The debate on climate change has also relied on models, and settled science activists have brushed aside the GIGO axiom – garbage in, garbage out. They have also failed to quantify the relative contributions of fossil fuel burning, volcanic eruptions, solar storms and sunspot activity, changes in the Earth’s magnetic field, deforestation and water diversion and failed to understand the effect of urbanisation. In plunging headlong into the promotion of so-called renewable energy they have also fallen into another common trap – that of proclaiming the benefits while failing to analyse what could possibly go wrong. If, as I was told this week, five of 50 luxury cars of the same marque had to be returned to the saleroom for replacement of their batteries after less than two years, what are the costs both to purchaser and manufacturer? If spontaneous combustion risk causes insurance premiums for such vehicles to become unaffordable, what is the future, let alone the likelihood that demands on electricity supply will become unmanageable, so the cost of recharging goes up and also becomes unaffordable?

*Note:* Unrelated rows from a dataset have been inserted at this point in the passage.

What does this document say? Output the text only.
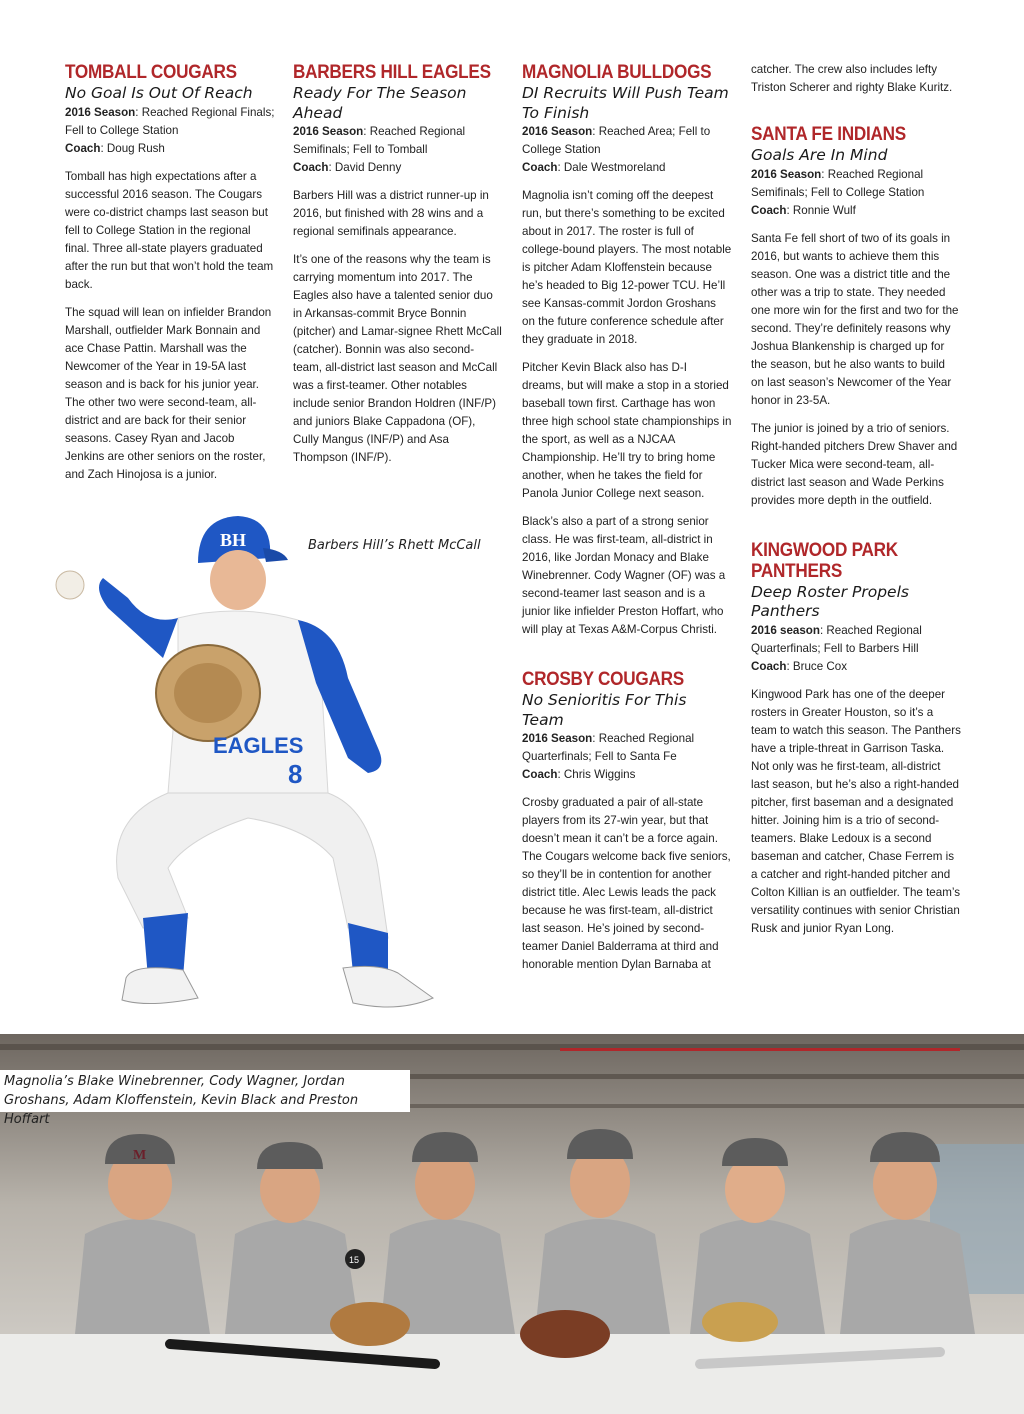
TOMBALL COUGARS

No Goal Is Out Of Reach

2016 Season: Reached Regional Finals; Fell to College Station

Coach: Doug Rush

Tomball has high expectations after a successful 2016 season. The Cougars were co-district champs last season but fell to College Station in the regional final. Three all-state players graduated after the run but that won’t hold the team back.

The squad will lean on infielder Brandon Marshall, outfielder Mark Bonnain and ace Chase Pattin. Marshall was the Newcomer of the Year in 19-5A last season and is back for his junior year. The other two were second-team, all-district and are back for their senior seasons. Casey Ryan and Jacob Jenkins are other seniors on the roster, and Zach Hinojosa is a junior.

BARBERS HILL EAGLES

Ready For The Season Ahead

2016 Season: Reached Regional Semifinals; Fell to Tomball

Coach: David Denny

Barbers Hill was a district runner-up in 2016, but finished with 28 wins and a regional semifinals appearance.

It’s one of the reasons why the team is carrying momentum into 2017. The Eagles also have a talented senior duo in Arkansas-commit Bryce Bonnin (pitcher) and Lamar-signee Rhett McCall (catcher). Bonnin was also second-team, all-district last season and McCall was a first-teamer. Other notables include senior Brandon Holdren (INF/P) and juniors Blake Cappadona (OF), Cully Mangus (INF/P) and Asa Thompson (INF/P).

MAGNOLIA BULLDOGS

DI Recruits Will Push Team To Finish

2016 Season: Reached Area; Fell to College Station

Coach: Dale Westmoreland

Magnolia isn’t coming off the deepest run, but there’s something to be excited about in 2017. The roster is full of college-bound players. The most notable is pitcher Adam Kloffenstein because he’s headed to Big 12-power TCU. He’ll see Kansas-commit Jordon Groshans on the future conference schedule after they graduate in 2018.

Pitcher Kevin Black also has D-I dreams, but will make a stop in a storied baseball town first. Carthage has won three high school state championships in the sport, as well as a NJCAA Championship. He’ll try to bring home another, when he takes the field for Panola Junior College next season.

Black’s also a part of a strong senior class. He was first-team, all-district in 2016, like Jordan Monacy and Blake Winebrenner. Cody Wagner (OF) was a second-teamer last season and is a junior like infielder Preston Hoffart, who will play at Texas A&M-Corpus Christi.

CROSBY COUGARS

No Senioritis For This Team

2016 Season: Reached Regional Quarterfinals; Fell to Santa Fe

Coach: Chris Wiggins

Crosby graduated a pair of all-state players from its 27-win year, but that doesn’t mean it can’t be a force again. The Cougars welcome back five seniors, so they’ll be in contention for another district title. Alec Lewis leads the pack because he was first-team, all-district last season. He’s joined by second-teamer Daniel Balderrama at third and honorable mention Dylan Barnaba at

catcher. The crew also includes lefty Triston Scherer and righty Blake Kuritz.

SANTA FE INDIANS

Goals Are In Mind

2016 Season: Reached Regional Semifinals; Fell to College Station

Coach: Ronnie Wulf

Santa Fe fell short of two of its goals in 2016, but wants to achieve them this season. One was a district title and the other was a trip to state. They needed one more win for the first and two for the second. They’re definitely reasons why Joshua Blankenship is charged up for the season, but he also wants to build on last season’s Newcomer of the Year honor in 23-5A.

The junior is joined by a trio of seniors. Right-handed pitchers Drew Shaver and Tucker Mica were second-team, all-district last season and Wade Perkins provides more depth in the outfield.

KINGWOOD PARK PANTHERS

Deep Roster Propels Panthers

2016 season: Reached Regional Quarterfinals; Fell to Barbers Hill

Coach: Bruce Cox

Kingwood Park has one of the deeper rosters in Greater Houston, so it’s a team to watch this season. The Panthers have a triple-threat in Garrison Taska. Not only was he first-team, all-district last season, but he’s also a right-handed pitcher, first baseman and a designated hitter. Joining him is a trio of second-teamers. Blake Ledoux is a second baseman and catcher, Chase Ferrem is a catcher and right-handed pitcher and Colton Killian is an outfielder. The team’s versatility continues with senior Christian Rusk and junior Ryan Long.

Barbers Hill’s Rhett McCall
BH
EAGLES
8
M
15
Magnolia’s Blake Winebrenner, Cody Wagner, Jordan Groshans, Adam Kloffenstein, Kevin Black and Preston Hoffart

And this set of risks excludes any analysis of whether the climate is really changing as dramatically as the prophets foretell, which factual evidence seems to contradict.
When sceptics raise all or any of these contradictions they are disparaged as vaccine deniers, climate change deniers and dangerous fanatics. If there is doubt, then say so. There is nothing wrong with saying you don’t know. While there are undoubtedly some proponents of wacky conspiracies lurking in the undergrowth, the huge majority of sceptics have merely analysed the data in a scientific way and unravelled the settled science consensus. And then the settled scientists themselves become deniers because they are too rigid to change their minds despite the revelation of incontrovertible facts.
These few examples lead to the inescapable conclusion that there is no such thing as ‘Settled Science’. Such science may be informed by dogma, belief, poor research, inadequate information and even fraud. New investigative techniques, re-analysis of past work, repeats of trials in the light of new knowledge all confirm that science may change. ‘Settled Science’ is an oxymoron. Let’s leave it behind.
Dr Andrew Bamji is a retired Consultant Rheumatologist and author of Mad Medicine: Myths, Maxims and Mayhem in the National Health Service.